# 2ter Monitor laggt/zieht nach!



## shawty0 (13. September 2017)

Heyo,

Ich habe mir einen zweiten Monitor zugelegt (acer cb241hy) der Full HD hat, IPS und 60 Hz!
Diesen betreibe ich über einen DP.

Mein Main-Monitor ist der Acer XB240H, mit 144 Hz welche ich mit der DVI Schnittstelle betreibe

Ich habe eine GTX1070 Gaming MSI 8G Graka und hab beide Monitore dort angeschlossen.

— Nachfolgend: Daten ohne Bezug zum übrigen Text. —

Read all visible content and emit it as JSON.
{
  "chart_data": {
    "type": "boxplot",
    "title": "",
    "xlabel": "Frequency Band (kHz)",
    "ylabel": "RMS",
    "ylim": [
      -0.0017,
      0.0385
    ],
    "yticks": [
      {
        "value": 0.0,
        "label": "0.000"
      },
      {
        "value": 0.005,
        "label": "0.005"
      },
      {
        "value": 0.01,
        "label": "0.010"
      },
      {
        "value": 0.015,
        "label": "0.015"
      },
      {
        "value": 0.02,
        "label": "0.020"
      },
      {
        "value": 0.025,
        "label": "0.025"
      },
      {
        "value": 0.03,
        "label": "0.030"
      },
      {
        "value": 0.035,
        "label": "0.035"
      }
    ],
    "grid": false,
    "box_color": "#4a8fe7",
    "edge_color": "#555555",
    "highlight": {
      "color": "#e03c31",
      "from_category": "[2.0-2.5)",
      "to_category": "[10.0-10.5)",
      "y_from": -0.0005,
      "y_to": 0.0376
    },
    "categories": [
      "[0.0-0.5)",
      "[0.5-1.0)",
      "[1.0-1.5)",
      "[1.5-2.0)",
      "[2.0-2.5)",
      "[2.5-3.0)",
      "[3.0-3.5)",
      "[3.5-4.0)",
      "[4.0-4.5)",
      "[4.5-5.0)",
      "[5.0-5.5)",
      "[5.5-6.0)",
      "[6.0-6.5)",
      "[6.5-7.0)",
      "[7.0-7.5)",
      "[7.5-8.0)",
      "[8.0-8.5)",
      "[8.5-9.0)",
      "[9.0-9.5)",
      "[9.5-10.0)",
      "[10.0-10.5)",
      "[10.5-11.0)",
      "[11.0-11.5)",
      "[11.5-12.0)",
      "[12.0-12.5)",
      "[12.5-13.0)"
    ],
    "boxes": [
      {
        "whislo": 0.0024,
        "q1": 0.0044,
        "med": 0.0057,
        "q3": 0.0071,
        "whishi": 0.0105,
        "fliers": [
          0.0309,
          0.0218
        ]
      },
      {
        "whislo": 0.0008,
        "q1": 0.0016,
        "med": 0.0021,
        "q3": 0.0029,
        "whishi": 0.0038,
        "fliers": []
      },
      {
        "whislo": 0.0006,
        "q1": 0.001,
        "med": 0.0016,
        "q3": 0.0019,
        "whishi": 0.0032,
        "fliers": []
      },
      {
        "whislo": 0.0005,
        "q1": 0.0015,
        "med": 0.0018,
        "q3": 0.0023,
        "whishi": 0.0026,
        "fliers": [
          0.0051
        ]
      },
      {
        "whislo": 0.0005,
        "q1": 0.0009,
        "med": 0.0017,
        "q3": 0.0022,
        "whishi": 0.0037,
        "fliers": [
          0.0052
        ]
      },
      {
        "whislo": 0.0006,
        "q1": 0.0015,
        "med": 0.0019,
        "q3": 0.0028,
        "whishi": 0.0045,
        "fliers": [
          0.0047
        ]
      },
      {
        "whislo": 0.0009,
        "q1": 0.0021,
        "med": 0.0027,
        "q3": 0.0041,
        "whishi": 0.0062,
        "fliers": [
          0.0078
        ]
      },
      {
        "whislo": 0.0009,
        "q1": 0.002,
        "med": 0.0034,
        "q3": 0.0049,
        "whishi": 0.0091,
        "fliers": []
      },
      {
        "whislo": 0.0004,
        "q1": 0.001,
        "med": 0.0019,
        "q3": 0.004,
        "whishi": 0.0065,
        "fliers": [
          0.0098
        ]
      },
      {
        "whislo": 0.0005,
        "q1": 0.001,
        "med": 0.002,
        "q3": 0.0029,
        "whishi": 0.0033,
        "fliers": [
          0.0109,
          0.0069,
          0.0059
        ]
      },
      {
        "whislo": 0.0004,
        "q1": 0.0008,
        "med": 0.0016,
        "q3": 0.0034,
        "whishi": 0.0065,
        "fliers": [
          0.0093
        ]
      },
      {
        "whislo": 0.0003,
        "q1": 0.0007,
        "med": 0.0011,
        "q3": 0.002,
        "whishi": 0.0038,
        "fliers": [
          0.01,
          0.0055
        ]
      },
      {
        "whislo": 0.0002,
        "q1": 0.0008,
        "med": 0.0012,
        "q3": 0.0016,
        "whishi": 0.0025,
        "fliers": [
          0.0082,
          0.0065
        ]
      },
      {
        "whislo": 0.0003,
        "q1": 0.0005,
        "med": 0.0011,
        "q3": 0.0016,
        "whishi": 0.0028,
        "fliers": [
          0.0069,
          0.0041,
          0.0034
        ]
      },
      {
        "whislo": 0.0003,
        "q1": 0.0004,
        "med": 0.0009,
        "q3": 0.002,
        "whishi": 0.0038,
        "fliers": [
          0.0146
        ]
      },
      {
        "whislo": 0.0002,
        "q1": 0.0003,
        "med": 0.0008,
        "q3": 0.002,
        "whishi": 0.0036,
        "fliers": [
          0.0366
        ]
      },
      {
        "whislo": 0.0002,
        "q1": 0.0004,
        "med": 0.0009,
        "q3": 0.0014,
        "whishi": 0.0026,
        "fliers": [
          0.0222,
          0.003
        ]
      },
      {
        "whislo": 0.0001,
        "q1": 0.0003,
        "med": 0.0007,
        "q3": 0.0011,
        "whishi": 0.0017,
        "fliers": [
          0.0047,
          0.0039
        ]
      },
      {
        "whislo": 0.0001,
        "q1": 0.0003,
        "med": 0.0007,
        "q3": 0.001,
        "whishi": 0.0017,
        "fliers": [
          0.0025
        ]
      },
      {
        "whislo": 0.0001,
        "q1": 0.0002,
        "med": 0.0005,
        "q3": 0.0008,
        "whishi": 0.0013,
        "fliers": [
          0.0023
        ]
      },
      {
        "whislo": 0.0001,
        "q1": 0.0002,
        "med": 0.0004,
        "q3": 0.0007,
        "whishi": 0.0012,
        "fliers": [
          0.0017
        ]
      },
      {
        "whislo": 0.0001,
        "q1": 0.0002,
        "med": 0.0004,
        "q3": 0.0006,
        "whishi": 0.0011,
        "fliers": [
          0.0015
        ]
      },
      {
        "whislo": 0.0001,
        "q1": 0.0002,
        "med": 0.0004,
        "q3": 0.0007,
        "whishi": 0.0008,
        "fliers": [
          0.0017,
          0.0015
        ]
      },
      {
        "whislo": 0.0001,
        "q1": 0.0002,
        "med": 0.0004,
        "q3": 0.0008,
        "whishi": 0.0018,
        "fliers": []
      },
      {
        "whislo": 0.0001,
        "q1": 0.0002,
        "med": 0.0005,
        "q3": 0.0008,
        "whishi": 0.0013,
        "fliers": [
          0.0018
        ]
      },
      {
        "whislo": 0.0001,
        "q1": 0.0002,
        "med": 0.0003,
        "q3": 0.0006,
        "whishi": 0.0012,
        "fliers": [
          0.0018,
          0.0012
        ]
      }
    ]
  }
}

Nur ruckelt/laggt mein zweiter Monitor wenn ich fenster öffne/kleiner/größer ziehe oder Streame und mich in OBS anschaue!
Wie kann ich das beheben?

Danke!


----------



## HisN (13. September 2017)

den 144hz-Monitor auf 60hz schalten


----------



## shawty0 (13. September 2017)

Echt jetzt? Das fände ich aber mega lame für so ne teure Graka. Vor allem wenn ich PUBG streame, merkt man doch den unterschied von 144 auf 60 hz oder?
Will ja den nur für den Chat benutzen!


----------



## HisN (13. September 2017)

Du bist in guter Gesellschaft, die Hälfte der Mixed-Mhz-User hat Deine Probleme.
Bis jetzt hat leider keiner ein Patent-Rezept rausgehauen, wie er das Problem in den Griff bekommen hat.
Das lustige ist halt, das es scheinbar nicht jeder hat.

Hast Du vsync an?


----------



## shawty0 (13. September 2017)

Das ist ja mal mega dumm 

Wo kann ich denn schauen ob VSync an ist? Und wäre es dann besser einen mit 144Hz zu holen oder wie?!


----------



## HisN (13. September 2017)

Im Game?


----------



## Jerem1ah (13. September 2017)

Könntest versuchen den zweiten Monitor über deine IGPU laufen zu lassen falls du eine hast. 
Ansonsten drück mal Windows Taste + X geh unter System - Erweitert - Einstellungen und mach für optimale Leistung anpassen so das alle Häkchen raus sind. Das könnte eventuell den Input Lag beheben wenn du Glück hast.


----------



## Eol_Ruin (13. September 2017)

Oder testweise 120Hz statt 144Hz am primären testen.
Manchmal hilft das auch.


----------



## 0ssi (14. September 2017)

Und bei den 120Hz dann mal Beide mit HDMI laufen lassen statt DVI und DP.


----------



## shawty0 (15. September 2017)

Update:
wenn ich jetzt auf meinem Main Monitor mit dem Windows Media Player mir irgendwelche Videos anschaue, laggt/Flackert es auch extrem.

Liegt das daran das ich jetzt 2 Monitore angeschlossen habe? Kann mir darauf einfach keinen Reim machen


----------



## HisN (15. September 2017)

Nein, nur an der Tatsache dass es zwei sind, liegt es nicht.
Dann würden ja unglaublich viele dieses Problem haben.
Es sind aber nur die, die 144 und 60hz mischen (eventuell hoch die gsync/freesync User)


----------